The Claribou

Like a touch from Midas himself, each continent has been gifted with a plethora of precious flora and fauna. Through changes in climate and occasional interference from mankind, some of these beautiful and unique animals have dwindled down to just handfuls.  Though those critters certainly are in dire straits, there is a particular branch of the ‘Rangifer tarandus’ that proves one really is the loneliest number.  This terribly endangered fawn-a is the Claribou, distant cousin of the caribou or reindeer family.

While the worldly caribou are located across multiple continents including Europe and North America, the more superior and more narcissistic part of the evolutionary tree is located only in North America. The region this Claribou is located in is absolutely staggering, spanning a range of only ten miles. Unlike it’s relations, this horned and cloven hooved creature has become an apex predator in it’s own right. Instead of sticking to a lichen filled diet, this abomination of nature ambush hunts for pizza delivery drivers, and due to an enlarged second stomach has even been known to lay in wait for dessert as well.

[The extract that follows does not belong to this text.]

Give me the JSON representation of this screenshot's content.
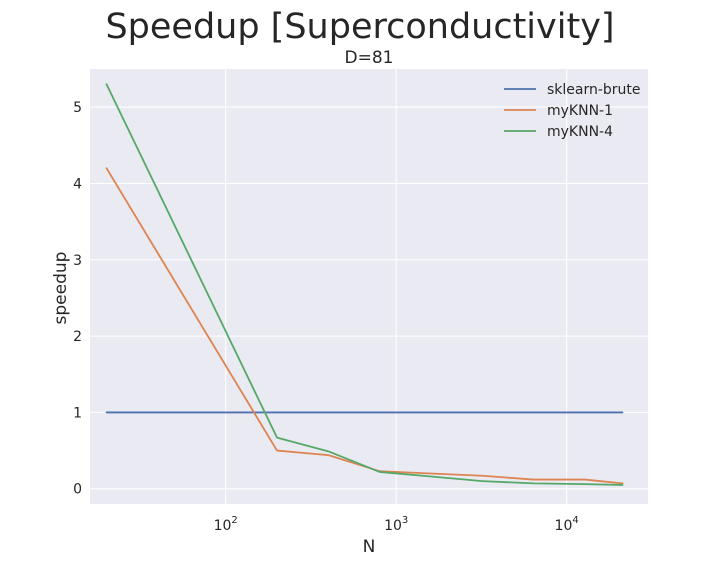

While the more homely and common caribou are only known to grow to 4.9 feet, the Claribou has the advantage of being 5.2 feet tall, head and antlers above the competition. One would think this stature on such a graceful creature would make it a prized possession but the regular unexceptional part of the family gets the most attention. Many cultures have depended on the caribou for centuries, including Laplanders and Inuits. They utilized the caribou for hides, food, and transportation. Some people even make toggles out of the caribou antlers, toggles, not buttons, do get it right ducky.

The Claribou however, comes from a mutation of genetics that only started permeating the genes of the caribou in the early 90s. Because of the semi elusive nature of this variety, not many people depend on it for anything at all. Due to some fuck up of evolution, the Claribou has nearly no fur and extraordinarily thin skin, therefore it would be useless for hides or defending itself in a fight. When confronted the Claribou mostly lays down and cries, hoping against hope that the perpetrator has pity and just leaves.

Like you should do, you should just leave.